2009 yılında kucağımıza aldığımız kızımız Çakıl ile daha anne karnındayken gezmeye başladık. Mademki bizim dünyamıza geliyordu; kaçarı yok o da bir gezgin olacaktı. Sıcakta kavrulacak, soğukta titreyecek, gezmekten ayakları şişecek, sırt çantası taşımaktan beli ağrıyacaktı. Arabada uzun uzun seyahat edecek, her ortamda uyumayı öğrenecek; her gün farklı bir yerde uyanmaya alışacaktı. Sokakta çamurlu sularda oynayacak, ineklerle ahırda oynaşacak, bir köpeğin doğumuna şahitlik edecek, bacakları yara bere içinde olacak; ama yaşamı doğada öğrenecekti.
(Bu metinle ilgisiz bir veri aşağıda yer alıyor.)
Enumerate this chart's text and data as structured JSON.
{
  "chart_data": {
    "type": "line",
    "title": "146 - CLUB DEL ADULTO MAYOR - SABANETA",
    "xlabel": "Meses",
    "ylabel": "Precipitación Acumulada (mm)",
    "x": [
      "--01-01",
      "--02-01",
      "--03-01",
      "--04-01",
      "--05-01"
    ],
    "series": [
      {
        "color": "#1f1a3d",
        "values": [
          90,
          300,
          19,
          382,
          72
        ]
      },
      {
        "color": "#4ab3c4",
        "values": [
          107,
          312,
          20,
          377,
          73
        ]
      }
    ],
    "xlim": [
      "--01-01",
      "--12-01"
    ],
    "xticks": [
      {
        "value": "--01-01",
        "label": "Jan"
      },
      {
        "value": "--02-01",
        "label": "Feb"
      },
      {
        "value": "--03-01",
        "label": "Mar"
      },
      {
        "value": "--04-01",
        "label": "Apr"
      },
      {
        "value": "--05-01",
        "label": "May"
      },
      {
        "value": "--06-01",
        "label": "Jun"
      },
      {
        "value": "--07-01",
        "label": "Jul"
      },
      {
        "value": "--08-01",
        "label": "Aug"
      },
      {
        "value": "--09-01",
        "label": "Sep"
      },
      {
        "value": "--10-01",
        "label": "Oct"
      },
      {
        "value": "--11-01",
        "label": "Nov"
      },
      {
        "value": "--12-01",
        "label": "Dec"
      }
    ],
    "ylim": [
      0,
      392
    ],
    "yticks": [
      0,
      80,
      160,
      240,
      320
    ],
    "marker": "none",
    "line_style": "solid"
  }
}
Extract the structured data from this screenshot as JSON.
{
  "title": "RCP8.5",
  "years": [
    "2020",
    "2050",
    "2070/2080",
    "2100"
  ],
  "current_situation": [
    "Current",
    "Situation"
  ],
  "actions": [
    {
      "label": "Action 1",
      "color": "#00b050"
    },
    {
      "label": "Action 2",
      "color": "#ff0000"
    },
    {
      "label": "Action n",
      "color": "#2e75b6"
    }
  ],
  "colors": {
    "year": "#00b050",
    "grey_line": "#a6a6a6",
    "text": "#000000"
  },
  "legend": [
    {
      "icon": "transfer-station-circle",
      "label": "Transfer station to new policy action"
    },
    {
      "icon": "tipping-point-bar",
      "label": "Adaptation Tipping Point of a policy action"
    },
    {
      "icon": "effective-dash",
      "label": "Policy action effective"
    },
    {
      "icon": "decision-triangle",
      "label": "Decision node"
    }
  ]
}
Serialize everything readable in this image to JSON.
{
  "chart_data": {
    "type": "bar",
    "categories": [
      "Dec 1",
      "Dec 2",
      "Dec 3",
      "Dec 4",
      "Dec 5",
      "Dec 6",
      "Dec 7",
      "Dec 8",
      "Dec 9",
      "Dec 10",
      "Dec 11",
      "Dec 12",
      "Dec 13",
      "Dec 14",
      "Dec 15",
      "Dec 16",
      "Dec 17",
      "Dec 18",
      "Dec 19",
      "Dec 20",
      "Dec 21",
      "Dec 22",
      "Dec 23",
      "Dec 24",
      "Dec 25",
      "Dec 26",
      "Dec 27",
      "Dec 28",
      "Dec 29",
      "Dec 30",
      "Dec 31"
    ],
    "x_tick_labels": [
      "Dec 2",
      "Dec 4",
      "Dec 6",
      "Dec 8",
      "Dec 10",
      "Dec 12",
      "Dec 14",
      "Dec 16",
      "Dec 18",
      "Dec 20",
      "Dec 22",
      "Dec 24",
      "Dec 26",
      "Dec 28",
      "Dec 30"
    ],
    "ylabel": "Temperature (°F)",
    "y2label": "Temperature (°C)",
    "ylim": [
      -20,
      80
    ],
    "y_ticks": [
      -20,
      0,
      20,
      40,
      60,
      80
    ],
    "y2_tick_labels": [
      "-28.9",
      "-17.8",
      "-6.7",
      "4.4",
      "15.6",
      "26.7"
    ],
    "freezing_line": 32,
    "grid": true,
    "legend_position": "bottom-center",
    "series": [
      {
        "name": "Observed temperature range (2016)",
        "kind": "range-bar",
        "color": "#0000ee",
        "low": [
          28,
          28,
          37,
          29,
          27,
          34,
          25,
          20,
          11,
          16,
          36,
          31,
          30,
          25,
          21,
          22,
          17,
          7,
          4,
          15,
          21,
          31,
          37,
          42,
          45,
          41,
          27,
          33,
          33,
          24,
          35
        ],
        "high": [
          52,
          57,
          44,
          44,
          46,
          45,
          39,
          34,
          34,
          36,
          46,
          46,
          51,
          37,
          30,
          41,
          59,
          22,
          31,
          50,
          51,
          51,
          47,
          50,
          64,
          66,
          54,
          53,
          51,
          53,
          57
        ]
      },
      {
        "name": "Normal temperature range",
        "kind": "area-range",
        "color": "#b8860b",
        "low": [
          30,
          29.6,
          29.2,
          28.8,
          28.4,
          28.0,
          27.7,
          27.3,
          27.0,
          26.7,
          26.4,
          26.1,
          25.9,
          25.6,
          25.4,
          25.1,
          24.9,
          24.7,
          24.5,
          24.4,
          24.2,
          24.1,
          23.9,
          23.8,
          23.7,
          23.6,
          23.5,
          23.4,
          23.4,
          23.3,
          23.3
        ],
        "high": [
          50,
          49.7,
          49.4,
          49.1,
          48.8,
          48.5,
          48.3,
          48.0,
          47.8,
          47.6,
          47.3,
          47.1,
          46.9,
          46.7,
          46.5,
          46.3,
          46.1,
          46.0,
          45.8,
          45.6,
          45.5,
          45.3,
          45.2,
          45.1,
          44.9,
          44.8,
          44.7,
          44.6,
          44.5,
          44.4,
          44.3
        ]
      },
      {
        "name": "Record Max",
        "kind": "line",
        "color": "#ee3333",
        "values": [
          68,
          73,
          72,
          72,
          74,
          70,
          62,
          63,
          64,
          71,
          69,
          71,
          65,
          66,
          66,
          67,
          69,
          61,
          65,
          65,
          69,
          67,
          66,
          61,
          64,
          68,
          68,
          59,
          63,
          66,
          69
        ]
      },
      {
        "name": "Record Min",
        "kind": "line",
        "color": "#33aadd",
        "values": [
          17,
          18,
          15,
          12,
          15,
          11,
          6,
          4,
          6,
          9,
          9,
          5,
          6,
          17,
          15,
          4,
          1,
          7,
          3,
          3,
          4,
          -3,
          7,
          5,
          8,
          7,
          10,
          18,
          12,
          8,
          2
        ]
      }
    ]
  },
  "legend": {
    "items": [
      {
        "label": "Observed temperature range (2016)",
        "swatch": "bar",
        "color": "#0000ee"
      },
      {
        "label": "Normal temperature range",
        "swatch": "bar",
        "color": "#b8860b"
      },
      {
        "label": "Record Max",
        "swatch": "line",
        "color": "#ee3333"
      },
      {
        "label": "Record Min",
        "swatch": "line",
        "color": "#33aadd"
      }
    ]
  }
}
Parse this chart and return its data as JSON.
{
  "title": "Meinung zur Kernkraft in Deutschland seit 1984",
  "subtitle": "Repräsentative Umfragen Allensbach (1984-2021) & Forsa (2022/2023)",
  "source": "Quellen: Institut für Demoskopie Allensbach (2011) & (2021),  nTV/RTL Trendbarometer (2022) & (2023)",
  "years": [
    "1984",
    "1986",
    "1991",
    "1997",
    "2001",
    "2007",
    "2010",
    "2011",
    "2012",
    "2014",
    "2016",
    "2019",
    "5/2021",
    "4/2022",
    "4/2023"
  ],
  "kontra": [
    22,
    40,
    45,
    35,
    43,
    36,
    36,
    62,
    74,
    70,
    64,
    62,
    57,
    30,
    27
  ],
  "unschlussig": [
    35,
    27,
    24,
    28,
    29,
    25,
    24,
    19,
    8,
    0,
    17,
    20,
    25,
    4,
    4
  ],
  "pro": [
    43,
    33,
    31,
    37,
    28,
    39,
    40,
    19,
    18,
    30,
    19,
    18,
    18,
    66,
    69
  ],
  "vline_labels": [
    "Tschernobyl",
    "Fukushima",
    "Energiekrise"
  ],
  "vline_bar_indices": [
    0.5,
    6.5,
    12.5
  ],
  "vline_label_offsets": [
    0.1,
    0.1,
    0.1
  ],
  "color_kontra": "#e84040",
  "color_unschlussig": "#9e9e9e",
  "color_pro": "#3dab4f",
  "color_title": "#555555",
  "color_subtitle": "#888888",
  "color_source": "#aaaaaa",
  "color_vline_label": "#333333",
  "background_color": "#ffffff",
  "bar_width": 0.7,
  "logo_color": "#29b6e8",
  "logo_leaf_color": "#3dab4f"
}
İşte bu yüzden her gezimize onu da ortak ettik ve Küçük Gezgin ile Türkiye, Avrupa ve Amerika’da 2015 yılı itibarı ile 20’den fazla ülkede 100’ü aşkın şehrin havasını soluduk. Daha 1,5 yaşındayken ata bindik; 2,5 yaşındayken Rafting yaptık, Göcek’te parasailingin keyfini çıkardık. Yüzmeyi öğrendik, boğulmaktan son anda kurtulduk. Gün oldu bisikletten düşüp kolumuzu kırdık. Teknenin en tepesinden atlayıp mavi sulara daldık, şnorkelle dalış yapıp denizin altındaki antik kentleri keşfettik. Gün oldu iki taş arasında sucuk pişirip karnımızı doyurduk, yeri geldi dünya mutfaklarının tadına baktık. Karlarda yuvarlanıp donumuza kadar ıslanıp dişlerimizin zangırdadığı günler olduğu gibi, 50 derece sıcağın altında kavrulduğumuz, dilimiz dışarıda nefes alamadığımız günler oldu. İlk defa balina görüp, yunus sürüleriyle gezinti yapıp çığlıklar attığımız; carettacarettaları besleyip, denizaslanlarının çıkardığı seslerle bizim kahkahalarımızın karıştığı anlar oldu. Her milletten insanla tanışma şansımız oldu. Şehirlerin havasını soluduk, kaldırımında düştük. Öyle günler oldu ki hastalanıp ateşler içinde yandık; astım krizine girip insanların çatık kaşlı bakışlarıyla süzüldük. Uçakta kum döktük, başka şehirlerde diş çıkardık. Güldük, eğlendik, kahkahalar attık, ağladık, kavga ettik, sinirlendik… Yaşamı keşfetmenin tadına yollarda vardık. Yollarda büyüdük… Yollarda büyüyoruz!
Bu hayatta “Geziyorum Öyleyse Varım” dedik. Biz yapabiliyorsak, isteyen herkes de yapabilir diye düşündük. O yüzden de İki Gezgin Ruhun Küçük Gezgin ile Maceralarını sizlerle paylaşmaya karar verdik.